Statalist The Stata Listserver

[Date Prev][Date Next][Thread Prev][Thread Next][Date index][Thread index]

RE: st: Dropping/Keeping observations-25 April

From   "Gauri Khanna" <[email protected]>
To   [email protected]
Subject   RE: st: Dropping/Keeping observations-25 April
Date   Thu, 27 Apr 2006 13:56:04 +0000

Thank you Maarten.


From: "Maarten Buis" <[email protected]>
Reply-To: [email protected]
To: <[email protected]>
Subject: RE: st: Dropping/Keeping observations-25 April
Date: Tue, 25 Apr 2006 18:45:15 +0200

Michael pointed this out already, but our discussion might
have been a bit too terse.

My answer was tainted by the typical reason why I would
use such -keep- or -drop- commands in combination with
graphs. I keep just one case for each combination of x
and y, since multiple observations would just be
plotted on top of one another so don't show but do make
your graph file a lot larger. This is probably not the
case for you, so Michael solution is just fine.

The command I used that droped cases was:
-by rep78: keep if _n==_N & _N>1 & rep78 <. -

So my command contained three conditions a case should
match in order to be retained in the dataset:

_n==_N: _n is the current observation number within the
by group, and _N is the total within the by group. So
say a group consists of 5 cases than only the last case
(with observation number 5) will be retained.

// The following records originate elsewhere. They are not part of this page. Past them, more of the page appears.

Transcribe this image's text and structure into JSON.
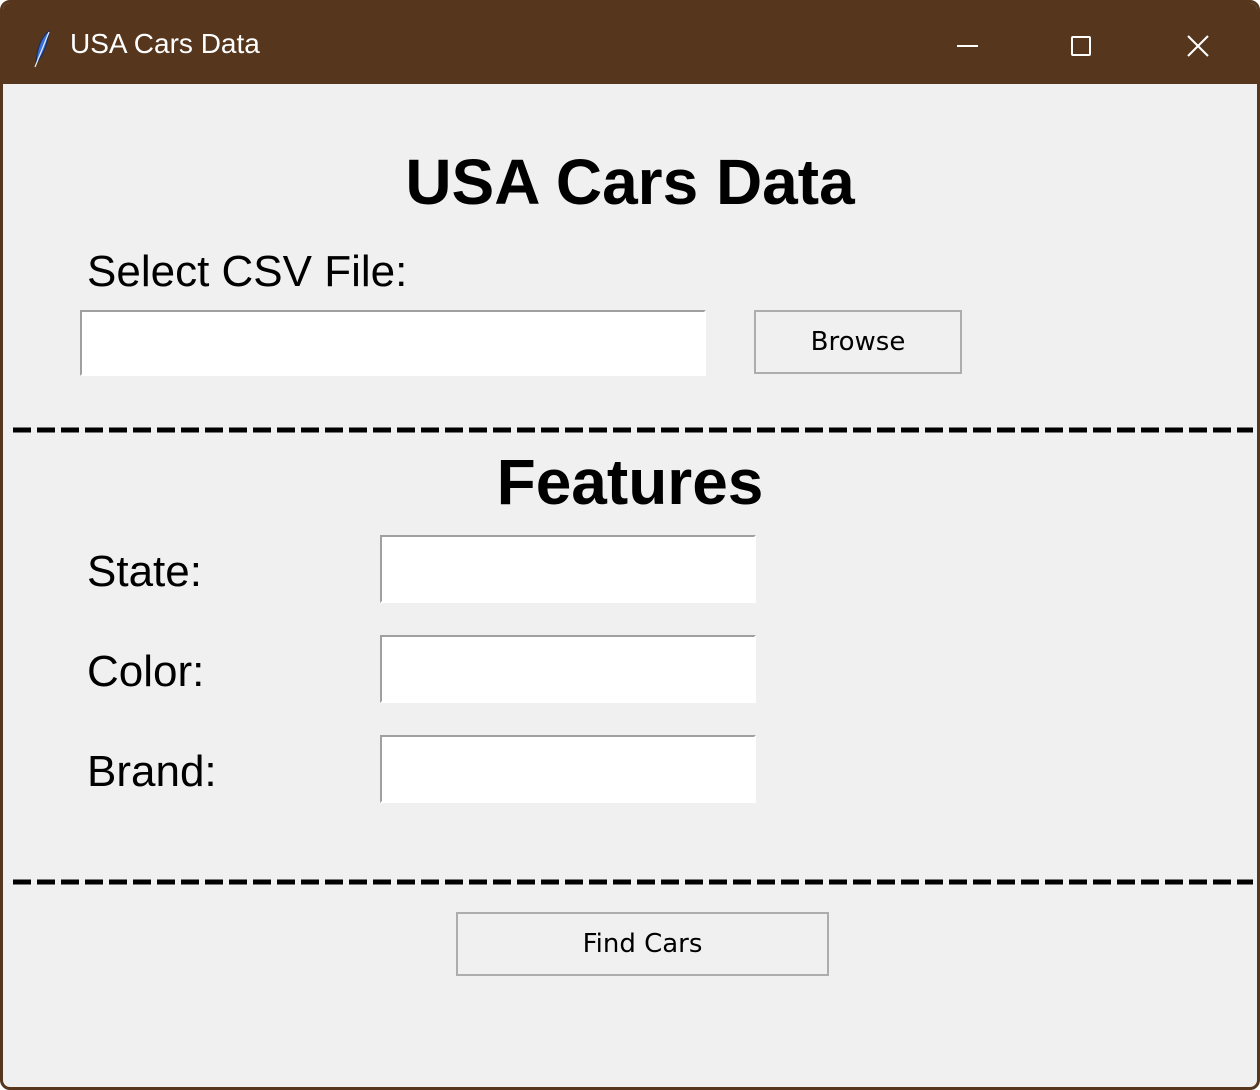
{
  "window": {
    "title": "USA Cars Data",
    "app_icon": "feather-icon",
    "controls": [
      "minimize-icon",
      "maximize-icon",
      "close-icon"
    ],
    "titlebar_color": "#56371e",
    "background_color": "#f0f0f0"
  },
  "main": {
    "title": "USA Cars Data",
    "csv_label": "Select CSV File:",
    "csv_path_value": "",
    "browse_label": "Browse"
  },
  "features": {
    "title": "Features",
    "state_label": "State:",
    "state_value": "",
    "color_label": "Color:",
    "color_value": "",
    "brand_label": "Brand:",
    "brand_value": ""
  },
  "actions": {
    "find_cars_label": "Find Cars"
  }
}
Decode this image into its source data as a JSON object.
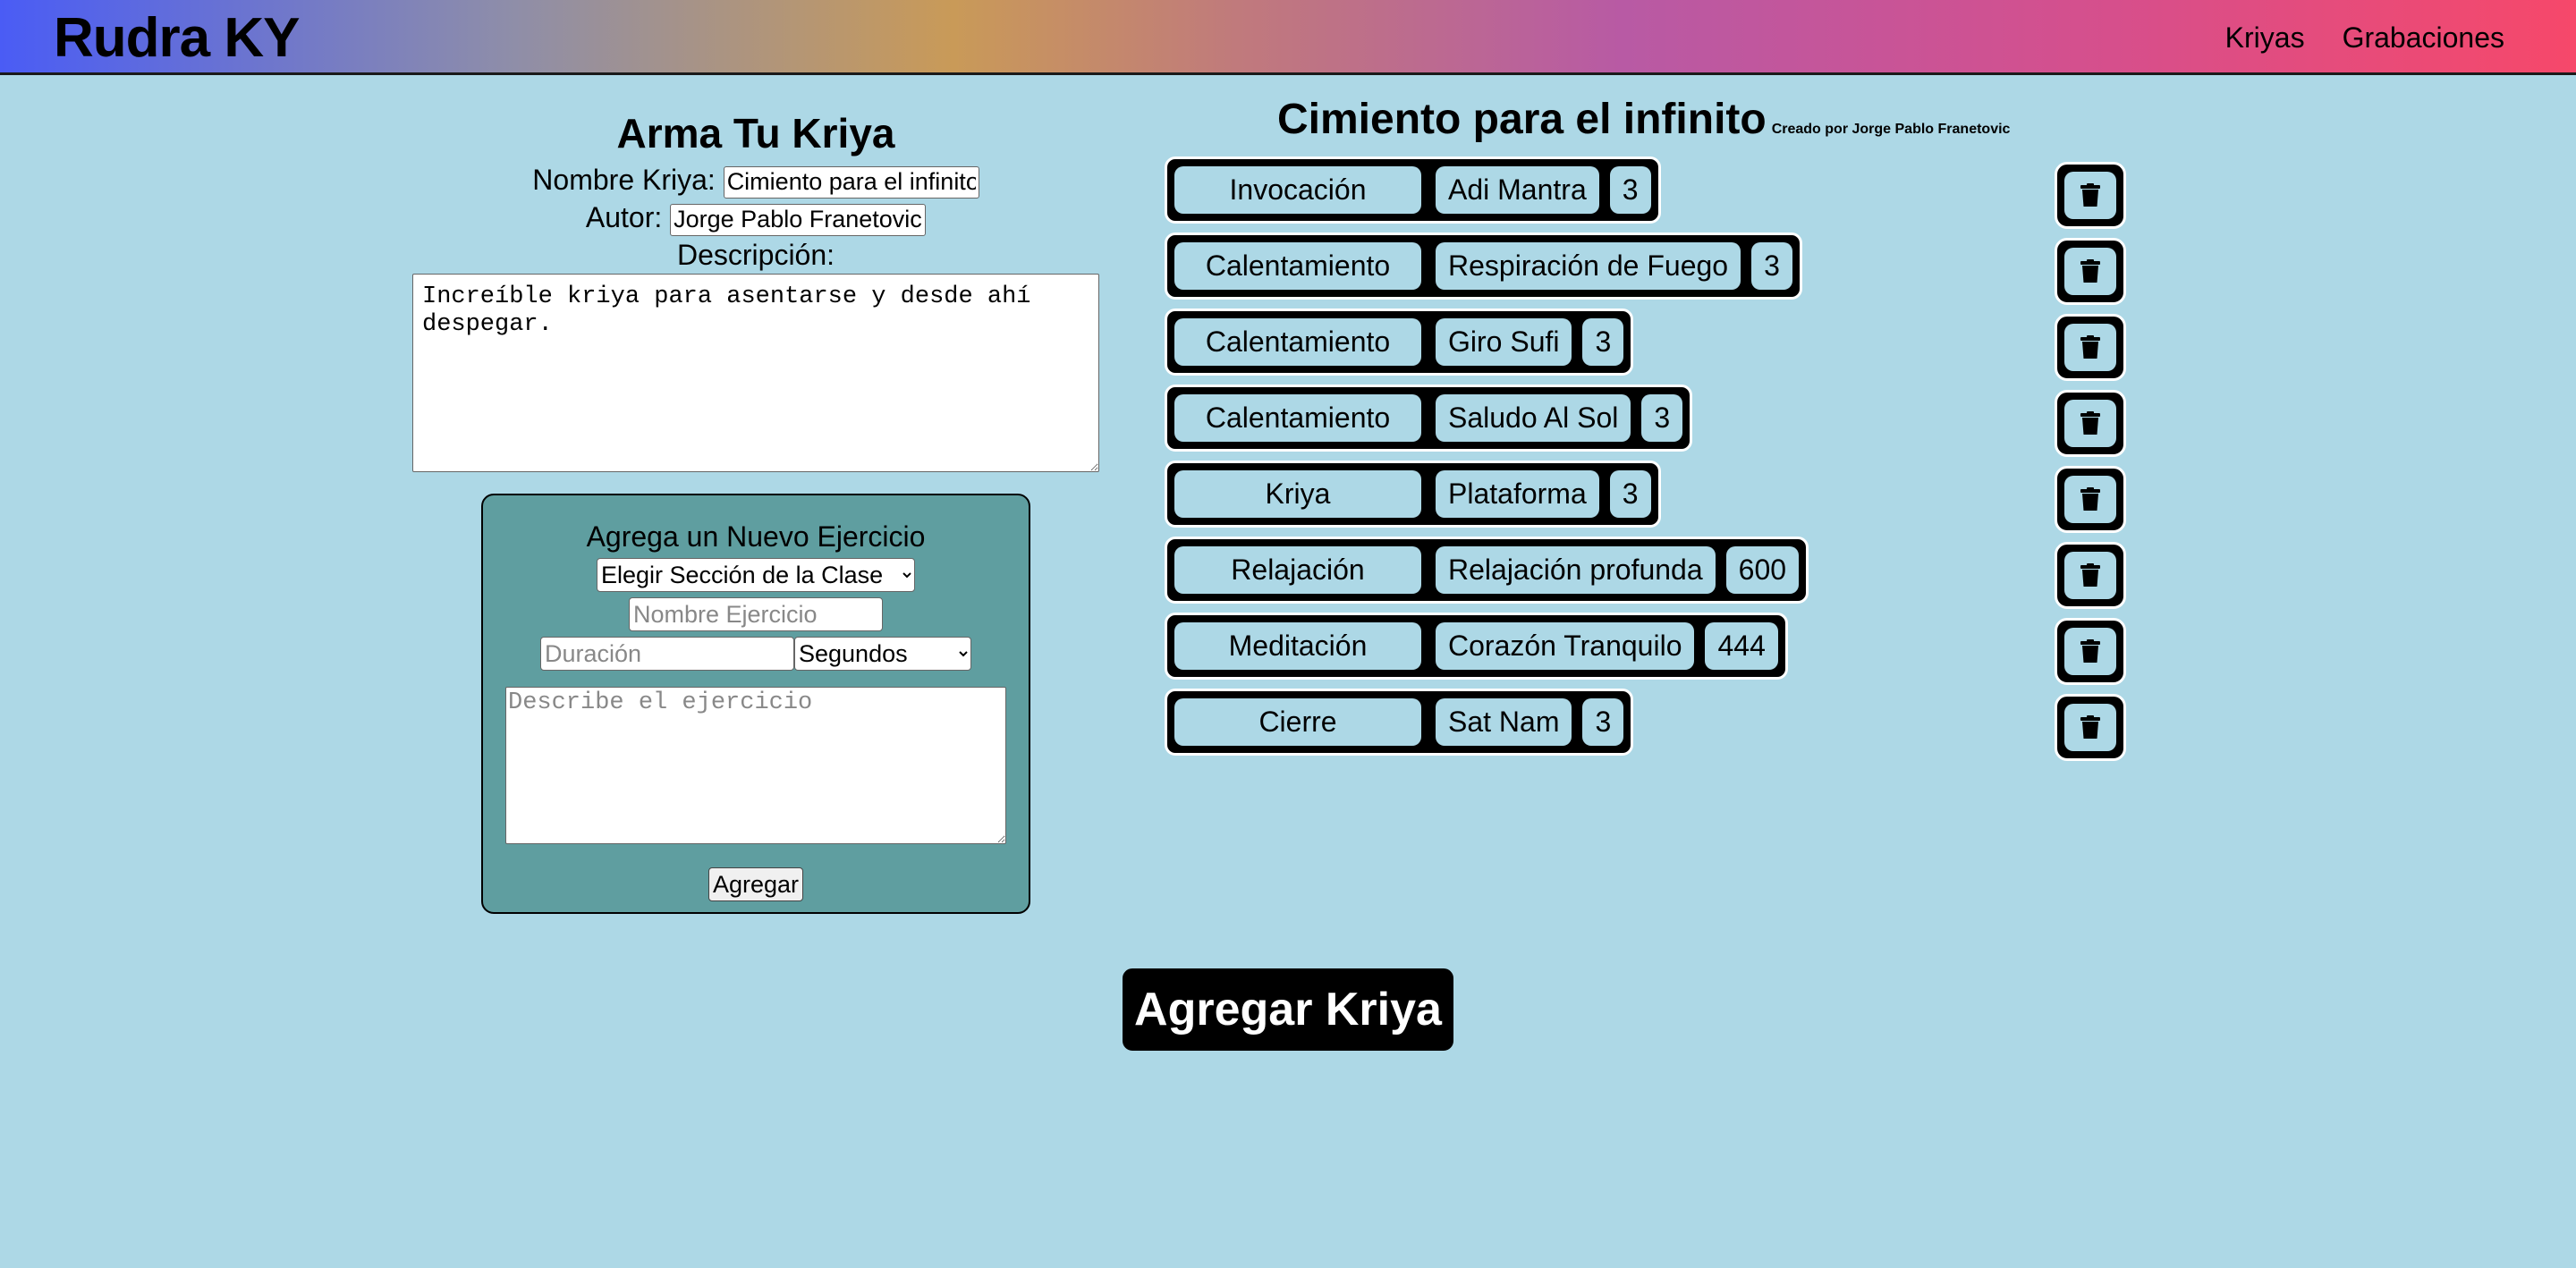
{
  "header": {
    "brand": "Rudra KY",
    "nav": [
      "Kriyas",
      "Grabaciones"
    ],
    "gradient_colors": [
      "#4a5cf5",
      "#c99a58",
      "#b85aa4",
      "#f6486a"
    ]
  },
  "form": {
    "title": "Arma Tu Kriya",
    "name_label": "Nombre Kriya:",
    "name_value": "Cimiento para el infinito",
    "author_label": "Autor:",
    "author_value": "Jorge Pablo Franetovic",
    "description_label": "Descripción:",
    "description_value": "Increíble kriya para asentarse y desde ahí despegar."
  },
  "new_exercise": {
    "title": "Agrega un Nuevo Ejercicio",
    "section_select": "Elegir Sección de la Clase",
    "name_placeholder": "Nombre Ejercicio",
    "duration_placeholder": "Duración",
    "unit_select": "Segundos",
    "description_placeholder": "Describe el ejercicio",
    "add_button": "Agregar"
  },
  "kriya": {
    "title": "Cimiento para el infinito",
    "author": "Creado por Jorge Pablo Franetovic",
    "exercises": [
      {
        "section": "Invocación",
        "name": "Adi Mantra",
        "duration": "3"
      },
      {
        "section": "Calentamiento",
        "name": "Respiración de Fuego",
        "duration": "3"
      },
      {
        "section": "Calentamiento",
        "name": "Giro Sufi",
        "duration": "3"
      },
      {
        "section": "Calentamiento",
        "name": "Saludo Al Sol",
        "duration": "3"
      },
      {
        "section": "Kriya",
        "name": "Plataforma",
        "duration": "3"
      },
      {
        "section": "Relajación",
        "name": "Relajación profunda",
        "duration": "600"
      },
      {
        "section": "Meditación",
        "name": "Corazón Tranquilo",
        "duration": "444"
      },
      {
        "section": "Cierre",
        "name": "Sat Nam",
        "duration": "3"
      }
    ],
    "delete_icon": "trash-icon"
  },
  "submit_button": "Agregar Kriya",
  "colors": {
    "background": "#add8e6",
    "panel": "#5f9ea0",
    "row": "#000000",
    "chip": "#add8e6"
  }
}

_N>1: only groups with more than one case are retained.

rep78 < .: only retain cases with non-missing values on
the grouping variable.

In my example code I needed a group with only one case
to show that it would drop that group. The grouping
variable (rep78) in the example case did not contain
such a group, so I created one by replacing one value
with a unique number. This was done with the command
-replace rep78 = 10 in 10- So in your case you should not
include this line.


Maarten L. Buis
Department of Social Research Methodology
Vrije Universiteit Amsterdam
Boelelaan 1081
1081 HV Amsterdam
The Netherlands

visiting adress:
Buitenveldertselaan 3 (Metropolitan), room Z214

+31 20 5986715

-----Original Message-----
From: [email protected] [mailto:[email protected]]On Behalf Of Gauri Khanna
Sent: dinsdag 25 april 2006 18:15
To: [email protected]
Subject: Re: st: Dropping/Keeping observations-25 April

I tried Michael's approach and typed
bysort fid: drop if _N==1
*113 farmers remained in the dataset and 49 plots with only one farmer id
were dropped.

I decided to try Maarten's method but admit that I don't understand
completely what I am doing. So I followed the instructions exactly
(pseudopanel is the name of my dataset)

. sysuse pseudopanel, clear

. drop if stype==2
(164 observations deleted) ( I need to do for another reason, needed to
eliminate plots on which another crop was being grown. So now I am down to
the crop if interest and have data on plots where some farmer's id appear
only once and I need to get rid ot)

. replace fid = 10 in 10 /*create a unique value in fid*/
(1 real change made)
Gauri: what does this mean ?

. sort fid

. list fid in 1/10

| fid |
1. | 1 |
2. | 2 |
3. | 2 |
4. | 3 |
5. | 3 |
6. | 3 |
7. | 4 |
8. | 4 |
9. | 5 |
10. | 6 |

. by fid: keep if _n==_N & _N>1 & fid <.
(110 observations deleted)
Gauri: only 49 plots had one fid (farmerid) associated with it. So this has
dropped more...
. list fid

| fid |
1. | 2 |
2. | 3 |
3. | 4 |

* For searches and help try:
Express yourself instantly with MSN Messenger! Download today it's FREE!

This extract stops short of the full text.